Sharon Crandall was beginning to get a very clear picture. “Those bastards. Oh, those bastards. Damn them.” She tried to imagine who in the Trans-United hierarchy would be capable of something like this. A few names came to mind, but she decided it could be anyone with enough to lose by having the Straton come back.
Berry was thinking of motives. “They probably don’t want to have to admit that their airport security was bad. They’ll discredit the bomb message we sent them-if they even bothered to pass it on, and try to pin it on someone or something else. The Straton Corporation. Structural failure. What a bunch of conniving, immoral bastards.”
“God, I can’t wait to get back and… But are they going to believe us?”
“We have to remember what we read, and believe that what we remember is correct.”
Linda Farley spoke. “We can show them the words printed on the paper.”

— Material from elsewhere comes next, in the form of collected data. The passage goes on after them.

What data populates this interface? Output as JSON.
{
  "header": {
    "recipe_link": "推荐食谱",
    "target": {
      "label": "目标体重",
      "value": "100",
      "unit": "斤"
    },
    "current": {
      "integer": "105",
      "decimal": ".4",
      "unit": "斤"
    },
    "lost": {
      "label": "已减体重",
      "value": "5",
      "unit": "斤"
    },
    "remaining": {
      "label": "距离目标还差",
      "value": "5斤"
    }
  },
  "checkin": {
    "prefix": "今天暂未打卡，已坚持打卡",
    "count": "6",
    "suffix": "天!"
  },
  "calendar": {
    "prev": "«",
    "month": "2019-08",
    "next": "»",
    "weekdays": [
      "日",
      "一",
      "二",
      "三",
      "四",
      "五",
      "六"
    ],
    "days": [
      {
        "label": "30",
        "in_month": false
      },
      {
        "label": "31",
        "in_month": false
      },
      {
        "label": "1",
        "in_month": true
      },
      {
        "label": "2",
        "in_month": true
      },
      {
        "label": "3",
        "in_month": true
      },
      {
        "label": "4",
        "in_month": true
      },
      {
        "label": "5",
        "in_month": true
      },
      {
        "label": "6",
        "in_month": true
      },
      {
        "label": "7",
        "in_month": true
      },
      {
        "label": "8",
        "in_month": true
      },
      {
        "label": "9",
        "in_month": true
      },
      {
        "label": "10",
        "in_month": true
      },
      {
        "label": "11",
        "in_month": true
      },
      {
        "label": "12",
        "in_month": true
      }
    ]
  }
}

Crandall couldn’t follow what the girl was saying. “Did you understand what we were talking about?”
“Yes.”
Berry kept his eyes on the control panel and spoke to her. “Those men in San Francisco lied to us, Linda. They tried to… they told us things that would make us crash. Do you understand that?”
“Yes.”
“What words?” asked Crandall.
“In the back. Near where I was sleeping before. It’s sitting in a little door on the wall, and it printed while you were typing and-”

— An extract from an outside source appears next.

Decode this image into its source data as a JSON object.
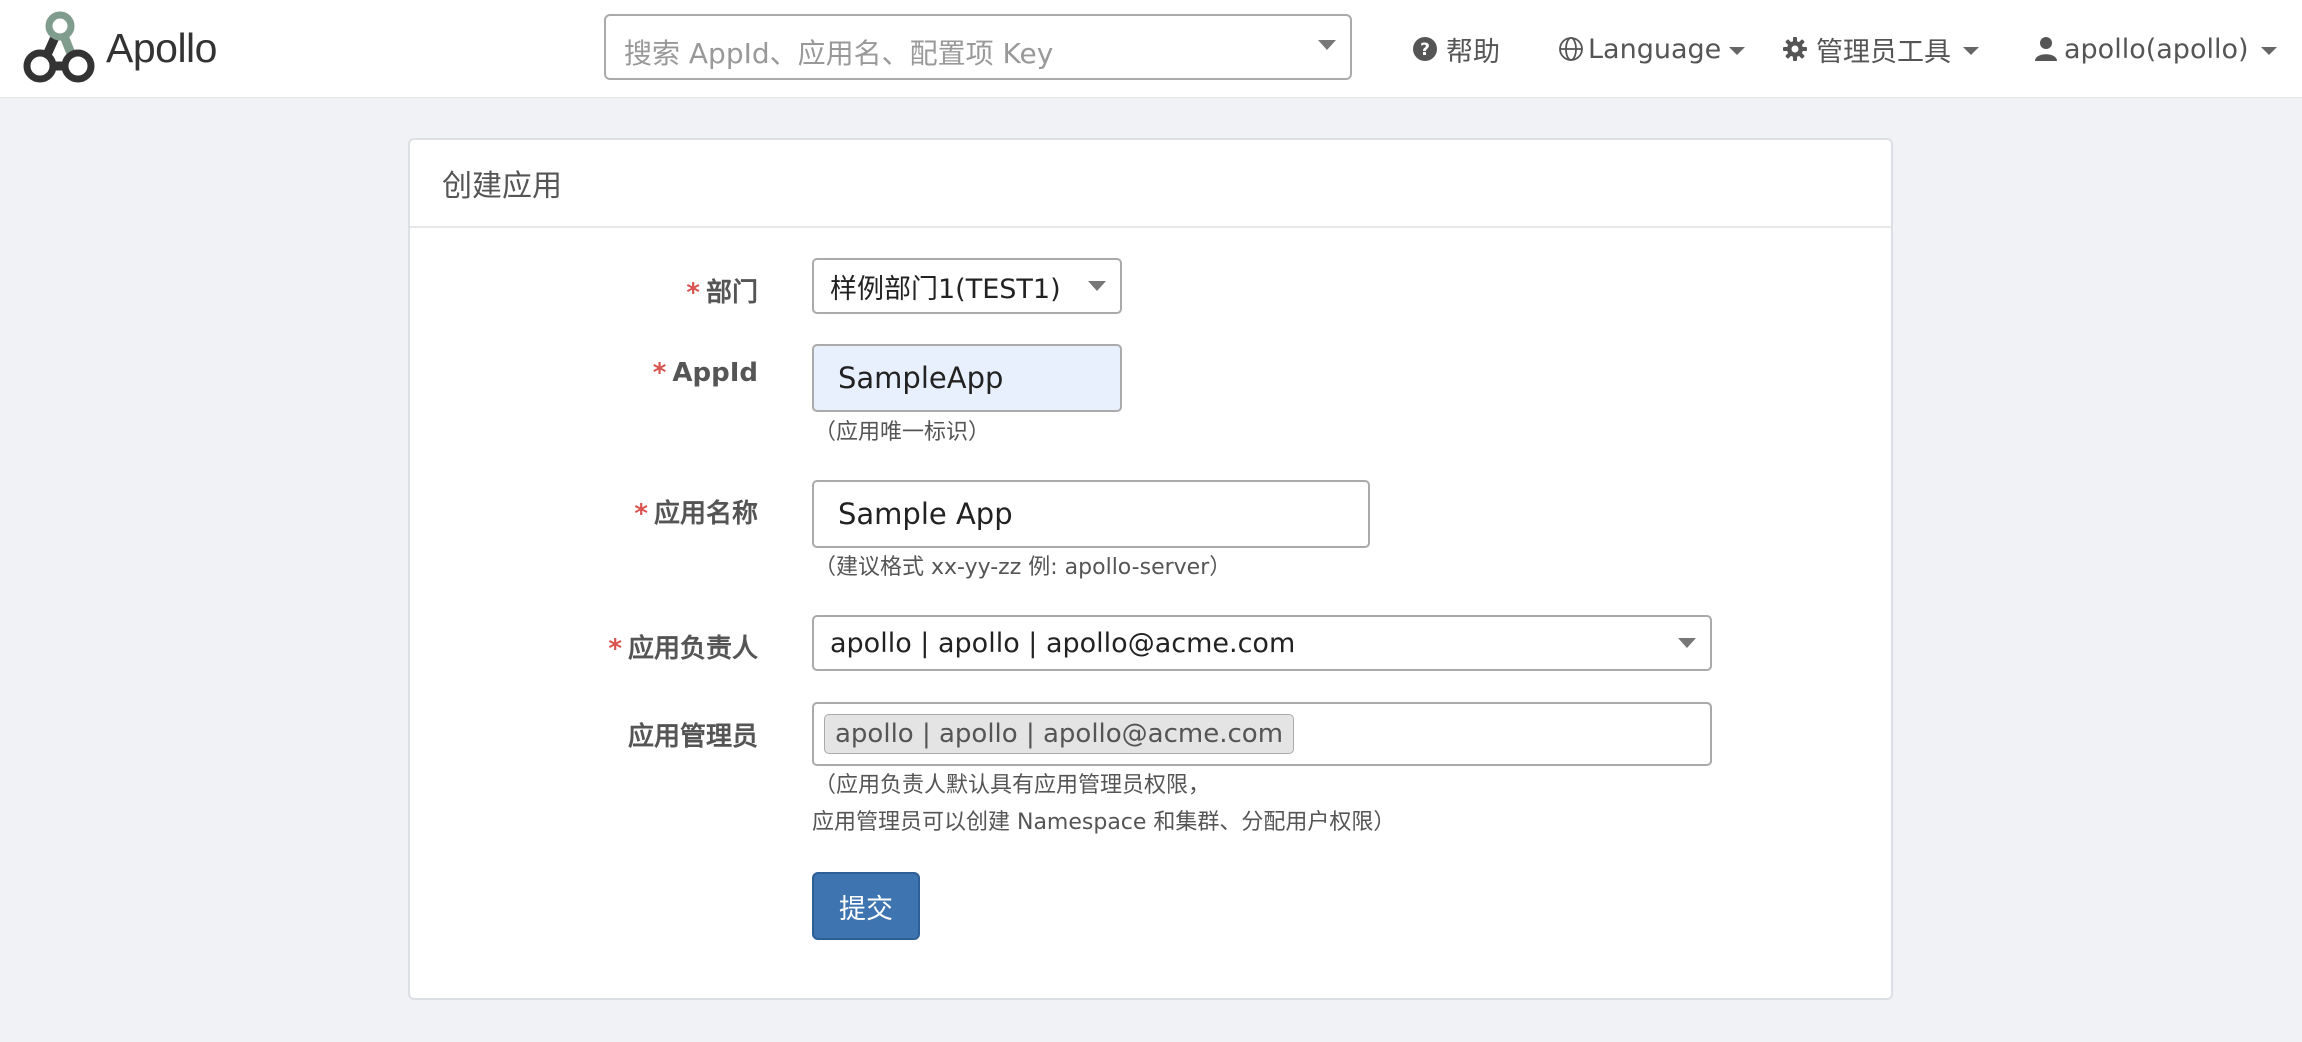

“John! There’s a printer at the rear of the cockpit! I forgot about it.” She tore off her seat belt and jumped down from the flight chair. She moved quickly to the aft bulkhead and peered into a space in the corner near the fuselage wall. “Here it is.” She reached in and tore the narrow sheet from the printer, then grabbed a stack of folded messages from a collecting basket. She held them up and stretched them out. “John! It’s all here. Everything.”
Berry found that he was smiling. Nothing, he admitted, is as sweet as revenge. “Let me see them.”